Relationship of Topographic Distribution of Geographic Atrophy to Visual Acuity in Nonexudative Age-Related Macular Degeneration.

PURPOSE: To investigate the topographic distribution of geographic atrophy (GA) and to identify an anatomic endpoint that correlates with visual acuity (VA) in eyes with GA. DESIGN: Retrospective analysis of a multicenter, prospective, randomized controlled trial. PARTICIPANTS: The Age-Related Eye Disease Study participants with GA secondary to nonexudative age-related macular degeneration. METHODS: We manually delineated GA on 1654 fundus photographs of 365 eyes. We measured GA areas in 9 subfields on the Early Treatment Diabetic Retinopathy Study (ETDRS) grid and correlated them with VA via a mixed-effects model. We determined the optimal diameter for the central zone by varying the diameter from 0 to 10 mm until the highest r2 between GA area in the central zone and VA was achieved. We estimated the VA decline rate over 8 years using a linear mixed model. MAIN OUTCOME MEASURES: Geographic atrophy area in macular subfields and VA. RESULTS: The percentage of area affected by GA declined as a function of retinal eccentricity. GA area was higher in the temporal than the nasal region (1.30 ± 1.75 mm2 vs. 1.10 ± 1.62 mm2; P = 0.005) and in the superior than the inferior region (1.26 ± 1.73 mm2 vs. 1.03 ± 1.53 mm2; P < 0.001). Total GA area correlated poorly with VA (r2 = 0.07). Among GA areas in 9 subfields, only GA area in the central zone was associated independently with VA (P < 0.001). We determined 1 mm as the optimal diameter for the central zone in which GA area correlated best with VA (r2 = 0.45).

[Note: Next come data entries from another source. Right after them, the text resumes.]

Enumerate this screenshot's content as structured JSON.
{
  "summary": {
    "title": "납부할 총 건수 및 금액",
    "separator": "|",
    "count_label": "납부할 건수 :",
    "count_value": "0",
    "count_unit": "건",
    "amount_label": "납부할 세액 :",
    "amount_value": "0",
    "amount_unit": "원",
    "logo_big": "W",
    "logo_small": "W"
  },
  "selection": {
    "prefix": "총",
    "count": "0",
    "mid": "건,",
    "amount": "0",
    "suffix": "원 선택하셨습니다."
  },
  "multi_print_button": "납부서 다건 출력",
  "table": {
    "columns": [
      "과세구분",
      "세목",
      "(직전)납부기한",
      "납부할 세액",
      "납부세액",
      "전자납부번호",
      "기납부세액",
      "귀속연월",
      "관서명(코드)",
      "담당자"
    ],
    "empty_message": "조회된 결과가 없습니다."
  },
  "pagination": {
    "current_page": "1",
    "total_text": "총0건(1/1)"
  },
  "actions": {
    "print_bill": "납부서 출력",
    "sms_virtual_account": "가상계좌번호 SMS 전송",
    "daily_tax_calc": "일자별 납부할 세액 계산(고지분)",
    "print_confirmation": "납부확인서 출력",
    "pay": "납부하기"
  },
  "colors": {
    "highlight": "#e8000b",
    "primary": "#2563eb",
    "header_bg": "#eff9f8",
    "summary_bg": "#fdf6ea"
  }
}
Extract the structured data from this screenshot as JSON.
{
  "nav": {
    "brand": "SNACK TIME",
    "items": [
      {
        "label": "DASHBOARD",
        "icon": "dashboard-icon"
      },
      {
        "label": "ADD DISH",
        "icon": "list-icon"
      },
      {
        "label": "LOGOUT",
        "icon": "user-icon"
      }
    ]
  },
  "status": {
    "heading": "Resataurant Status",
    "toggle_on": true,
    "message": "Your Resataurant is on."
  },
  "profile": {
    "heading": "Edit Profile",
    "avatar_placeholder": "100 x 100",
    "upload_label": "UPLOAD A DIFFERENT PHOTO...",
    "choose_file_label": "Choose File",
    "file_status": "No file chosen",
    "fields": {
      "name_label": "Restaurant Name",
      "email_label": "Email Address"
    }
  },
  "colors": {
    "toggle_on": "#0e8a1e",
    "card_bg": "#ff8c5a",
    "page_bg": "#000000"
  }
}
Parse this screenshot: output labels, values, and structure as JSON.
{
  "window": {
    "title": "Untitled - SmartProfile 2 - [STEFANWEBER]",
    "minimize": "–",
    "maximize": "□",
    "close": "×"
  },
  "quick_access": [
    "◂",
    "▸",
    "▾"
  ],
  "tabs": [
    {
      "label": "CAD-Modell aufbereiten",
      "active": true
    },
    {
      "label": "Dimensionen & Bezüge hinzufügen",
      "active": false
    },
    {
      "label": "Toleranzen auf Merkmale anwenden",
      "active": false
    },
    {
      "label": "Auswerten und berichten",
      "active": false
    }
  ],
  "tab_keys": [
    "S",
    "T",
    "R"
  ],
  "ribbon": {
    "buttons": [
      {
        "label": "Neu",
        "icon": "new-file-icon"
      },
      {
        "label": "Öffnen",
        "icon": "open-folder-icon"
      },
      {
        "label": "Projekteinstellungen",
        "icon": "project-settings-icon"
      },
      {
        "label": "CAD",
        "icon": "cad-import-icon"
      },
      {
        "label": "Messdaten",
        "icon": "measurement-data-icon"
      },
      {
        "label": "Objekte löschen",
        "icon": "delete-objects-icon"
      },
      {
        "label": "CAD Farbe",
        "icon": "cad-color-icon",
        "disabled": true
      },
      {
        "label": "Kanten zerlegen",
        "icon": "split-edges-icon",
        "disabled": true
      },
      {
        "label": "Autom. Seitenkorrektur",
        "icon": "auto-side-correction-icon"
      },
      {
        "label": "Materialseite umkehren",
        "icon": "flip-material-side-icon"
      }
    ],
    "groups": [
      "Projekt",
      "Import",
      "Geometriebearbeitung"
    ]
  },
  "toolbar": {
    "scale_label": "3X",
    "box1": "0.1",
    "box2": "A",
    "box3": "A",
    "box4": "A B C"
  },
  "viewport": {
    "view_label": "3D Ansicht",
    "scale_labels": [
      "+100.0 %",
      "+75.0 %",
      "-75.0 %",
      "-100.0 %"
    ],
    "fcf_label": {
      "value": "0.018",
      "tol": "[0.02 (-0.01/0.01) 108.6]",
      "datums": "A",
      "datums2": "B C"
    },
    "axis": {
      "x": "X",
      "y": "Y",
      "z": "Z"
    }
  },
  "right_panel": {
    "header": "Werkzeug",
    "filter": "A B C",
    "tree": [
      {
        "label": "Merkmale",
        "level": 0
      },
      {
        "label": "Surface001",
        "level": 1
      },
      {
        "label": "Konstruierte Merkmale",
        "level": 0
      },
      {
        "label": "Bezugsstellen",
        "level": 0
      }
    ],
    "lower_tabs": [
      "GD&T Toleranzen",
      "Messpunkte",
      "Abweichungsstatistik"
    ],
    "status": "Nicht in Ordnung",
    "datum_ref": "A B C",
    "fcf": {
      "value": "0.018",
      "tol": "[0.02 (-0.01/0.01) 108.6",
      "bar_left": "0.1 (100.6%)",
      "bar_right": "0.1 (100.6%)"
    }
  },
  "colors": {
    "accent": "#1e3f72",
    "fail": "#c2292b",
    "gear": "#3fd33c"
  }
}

On average, full GA coverage of the central 1-mm diameter zone corresponded to 34.8 letters' decline in VA. The VA decline rate was comparable between eyes with initial noncentral and central GA before GA covered the entire central 1-mm diameter zone (2.7 letters/year vs. 2.8 letters/year; P = 0.94). CONCLUSIONS: The prevalence of GA varies significantly across different macular regions. Although total GA area was associated poorly with VA, GA area in the central 1-mm diameter zone was correlated significantly with VA and may serve as a surrogate endpoint in clinical trials.